While desperate vendors are now adopting wacky tactics, from staging raffles to throwing in free cars or holidays with their homes, a few pioneering estate agents are considering revolutionising the way they sell our properties in a recession. Lauristons estate agency in London is now charging a £999 flat fee for selling a home instead of the 2 per cent to 3 per cent charged by most of its high-street rivals, saving prospective sellers of average-priced properties as much as £8,000.
"The market's changing and the current economic climate means it probably won't be the same in the future," warns the firm's sales and marketing director Steve Truman, who says estate agents should join the majority of other professionals in charging an up-front fee instead of working on a commission basis.
In the North-west of England Thornley Groves, a "traditional" estate agency chain, has bought 25 per cent of Brightsale, a pioneering online estate agency. Brightsale is not a free-to-use website that leaves viewings and sales negotiations to sellers, but calls itself a "proper" estate agency – it simply has no physical "branch". Its trained negotiators instead advise sellers on how to handle buyers, and will arrange floor plans, photographs and brochures. The fee, if a home sells, is 0.5 per cent, or only a sixth of the levy by many conventional agents.
Many property analysts think high-street agents will have to adopt a similar business model after a recession in which many sellers may have "done it themselves" to save fees – in which case, Thornley Groves is at the start of something big. "We'd been searching for a way to bring estate agency into the 21st century. Clients love what we do but in the internet era they expect more. Estate agency has a long way to go to harness the power of the internet for the benefit of its customers," says Thornley Groves' managing director Michael Groves.
In Southport two estate agents are trying a different idea – swapping houses. Lynn Thompson and Chris Tinsley run separate conventional agencies but have joined forces to try to "match" sellers, who are encouraged to swap properties of equal value, or trade up or down and pay the difference. The lettings business is transforming itself too. Rental property site www.upad.co.uk puts prospective tenants directly in touch with landlords. Landlords pay once and their property remains listed until it has a tenant.
While some of these pioneering efforts may fall by the wayside when the housing market picks up – business consultancies and agents themselves suggest 2010 as the earliest date that will happen – at least a few of these schemes may last long enough to become mainstream as house selling changes through the recession.
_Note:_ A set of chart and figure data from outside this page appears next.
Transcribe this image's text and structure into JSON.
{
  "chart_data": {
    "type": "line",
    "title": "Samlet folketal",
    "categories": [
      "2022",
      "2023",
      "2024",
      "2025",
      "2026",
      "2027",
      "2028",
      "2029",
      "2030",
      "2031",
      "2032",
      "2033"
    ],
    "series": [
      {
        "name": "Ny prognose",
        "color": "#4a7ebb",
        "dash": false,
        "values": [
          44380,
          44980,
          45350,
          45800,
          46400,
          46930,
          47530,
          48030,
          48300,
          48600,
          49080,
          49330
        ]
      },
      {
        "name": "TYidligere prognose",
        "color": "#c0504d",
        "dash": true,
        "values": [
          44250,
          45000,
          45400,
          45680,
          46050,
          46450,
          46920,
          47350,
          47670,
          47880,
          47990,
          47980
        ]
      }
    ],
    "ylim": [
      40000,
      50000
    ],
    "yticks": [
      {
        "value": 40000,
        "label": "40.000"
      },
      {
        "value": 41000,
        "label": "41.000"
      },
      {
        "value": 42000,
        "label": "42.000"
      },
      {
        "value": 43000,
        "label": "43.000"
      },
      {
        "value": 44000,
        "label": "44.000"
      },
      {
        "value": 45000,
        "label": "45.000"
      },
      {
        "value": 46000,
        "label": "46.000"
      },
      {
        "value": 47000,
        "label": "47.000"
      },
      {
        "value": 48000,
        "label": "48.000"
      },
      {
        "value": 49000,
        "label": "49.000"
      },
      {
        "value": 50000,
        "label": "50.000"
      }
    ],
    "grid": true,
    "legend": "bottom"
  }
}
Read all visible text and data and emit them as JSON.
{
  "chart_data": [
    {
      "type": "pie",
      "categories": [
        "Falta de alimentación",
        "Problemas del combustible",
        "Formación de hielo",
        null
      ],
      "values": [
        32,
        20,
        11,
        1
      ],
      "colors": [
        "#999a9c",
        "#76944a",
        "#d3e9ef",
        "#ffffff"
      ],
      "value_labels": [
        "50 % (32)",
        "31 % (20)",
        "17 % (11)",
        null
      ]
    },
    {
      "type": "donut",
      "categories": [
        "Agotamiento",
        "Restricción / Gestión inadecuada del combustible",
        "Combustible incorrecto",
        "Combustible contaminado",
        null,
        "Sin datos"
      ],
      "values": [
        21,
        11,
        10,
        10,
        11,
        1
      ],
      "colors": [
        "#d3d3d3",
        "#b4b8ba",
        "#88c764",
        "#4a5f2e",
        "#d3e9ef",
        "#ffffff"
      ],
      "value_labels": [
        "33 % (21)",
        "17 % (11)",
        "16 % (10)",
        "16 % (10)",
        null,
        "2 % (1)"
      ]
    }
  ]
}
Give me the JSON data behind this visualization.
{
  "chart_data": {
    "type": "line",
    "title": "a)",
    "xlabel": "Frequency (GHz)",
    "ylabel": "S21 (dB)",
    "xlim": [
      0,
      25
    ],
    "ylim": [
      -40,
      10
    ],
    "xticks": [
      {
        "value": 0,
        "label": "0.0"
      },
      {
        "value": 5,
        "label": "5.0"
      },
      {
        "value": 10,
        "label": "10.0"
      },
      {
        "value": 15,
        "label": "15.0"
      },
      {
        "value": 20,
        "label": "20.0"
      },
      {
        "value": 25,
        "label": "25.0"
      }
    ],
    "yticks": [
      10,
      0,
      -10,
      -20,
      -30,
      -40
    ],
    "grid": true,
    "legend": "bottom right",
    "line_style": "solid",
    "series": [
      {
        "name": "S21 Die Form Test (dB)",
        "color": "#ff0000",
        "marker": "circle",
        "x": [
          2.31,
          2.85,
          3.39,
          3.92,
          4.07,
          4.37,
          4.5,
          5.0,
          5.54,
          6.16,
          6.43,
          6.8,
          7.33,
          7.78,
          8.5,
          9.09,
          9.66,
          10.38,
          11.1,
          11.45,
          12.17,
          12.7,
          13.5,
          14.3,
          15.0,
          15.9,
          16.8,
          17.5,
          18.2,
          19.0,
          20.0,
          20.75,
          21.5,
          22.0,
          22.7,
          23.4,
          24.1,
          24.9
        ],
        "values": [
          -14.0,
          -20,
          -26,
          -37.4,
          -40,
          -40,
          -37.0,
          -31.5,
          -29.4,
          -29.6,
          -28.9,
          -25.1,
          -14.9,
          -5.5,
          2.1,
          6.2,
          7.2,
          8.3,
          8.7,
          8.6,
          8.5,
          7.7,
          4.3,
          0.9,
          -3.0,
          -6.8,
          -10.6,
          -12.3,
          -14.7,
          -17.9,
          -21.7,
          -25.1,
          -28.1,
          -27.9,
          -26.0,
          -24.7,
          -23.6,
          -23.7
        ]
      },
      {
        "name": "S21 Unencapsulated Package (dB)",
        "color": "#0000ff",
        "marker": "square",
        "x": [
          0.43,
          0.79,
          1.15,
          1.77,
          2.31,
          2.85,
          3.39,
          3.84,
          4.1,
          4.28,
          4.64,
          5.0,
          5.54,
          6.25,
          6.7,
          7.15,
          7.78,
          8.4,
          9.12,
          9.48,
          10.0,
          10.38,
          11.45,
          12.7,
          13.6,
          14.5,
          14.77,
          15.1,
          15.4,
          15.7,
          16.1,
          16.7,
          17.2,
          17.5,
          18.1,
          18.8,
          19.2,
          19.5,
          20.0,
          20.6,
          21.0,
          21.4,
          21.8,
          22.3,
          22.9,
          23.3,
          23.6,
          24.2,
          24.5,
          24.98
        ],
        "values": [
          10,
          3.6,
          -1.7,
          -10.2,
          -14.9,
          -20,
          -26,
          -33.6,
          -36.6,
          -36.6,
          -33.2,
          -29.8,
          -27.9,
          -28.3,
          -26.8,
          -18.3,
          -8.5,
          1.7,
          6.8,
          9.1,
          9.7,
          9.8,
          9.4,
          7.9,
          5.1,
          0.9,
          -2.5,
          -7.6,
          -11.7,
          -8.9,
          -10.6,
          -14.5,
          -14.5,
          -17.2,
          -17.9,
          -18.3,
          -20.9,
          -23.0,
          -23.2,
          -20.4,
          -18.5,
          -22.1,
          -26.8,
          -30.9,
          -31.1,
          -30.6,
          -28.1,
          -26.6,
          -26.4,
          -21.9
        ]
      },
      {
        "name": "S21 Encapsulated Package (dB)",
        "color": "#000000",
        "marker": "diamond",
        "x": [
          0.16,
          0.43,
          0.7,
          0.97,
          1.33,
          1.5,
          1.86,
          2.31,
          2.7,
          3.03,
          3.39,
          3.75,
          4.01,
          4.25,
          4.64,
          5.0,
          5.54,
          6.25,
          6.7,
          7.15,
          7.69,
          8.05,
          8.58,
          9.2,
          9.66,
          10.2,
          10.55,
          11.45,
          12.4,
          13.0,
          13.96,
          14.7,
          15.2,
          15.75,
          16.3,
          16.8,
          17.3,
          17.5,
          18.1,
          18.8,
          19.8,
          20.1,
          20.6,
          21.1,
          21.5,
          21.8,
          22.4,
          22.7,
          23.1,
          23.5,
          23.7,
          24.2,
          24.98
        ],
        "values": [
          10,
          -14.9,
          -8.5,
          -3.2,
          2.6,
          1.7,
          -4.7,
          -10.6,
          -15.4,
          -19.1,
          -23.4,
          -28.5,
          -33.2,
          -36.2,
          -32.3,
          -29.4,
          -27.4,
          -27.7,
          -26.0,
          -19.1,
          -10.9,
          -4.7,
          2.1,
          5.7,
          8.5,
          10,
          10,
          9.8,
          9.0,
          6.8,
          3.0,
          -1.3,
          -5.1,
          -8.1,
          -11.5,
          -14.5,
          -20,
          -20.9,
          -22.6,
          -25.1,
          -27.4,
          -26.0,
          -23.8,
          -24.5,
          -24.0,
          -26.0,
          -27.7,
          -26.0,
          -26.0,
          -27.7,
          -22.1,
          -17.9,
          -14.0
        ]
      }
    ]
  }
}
This month, business consultancy Key Note published a report on how agents operate, with gloomy predictions on their future.
"The market has been on a roll for 13 years and a sizeable proportion of estate agency staff have not worked in conditions as difficult as those they are now facing. Many may lack the experience required to survive," its report says. "The market as we know it today may not exist in 10 years' time," it warns, predicting that the internet and sellers themselves will play bigger roles in selling homes. Fees are expected to fall too – at least one silver lining to the dark days of the credit crunch.
Estate of the nation: Sellers feeling the pinch
* Up to 15,000 estate agents will lose their jobs by the end of 2009, predicts the Centre for Economic and Business Research think-tank.
* Fewer than 10 per cent of estate agencies have lettings departments – the one sector of the property market that has performed well in 2008.
* Estate agents are threatening to pull advertisements from sales website Rightmove and set up their own free-to-advertise website.
* One top-end agency, Hamptons International, is offering £5,000 to anyone who introduces a client to them who then buys a home overseas.
* Since the summer, four estate agents' branches have shut on Worle High Street, Weston-super-Mare – the most in any single UK street.
* Property developer Gary McCausland will host a BBC show in the new year, challenging vendors to sell their homes quicker than an estate agent.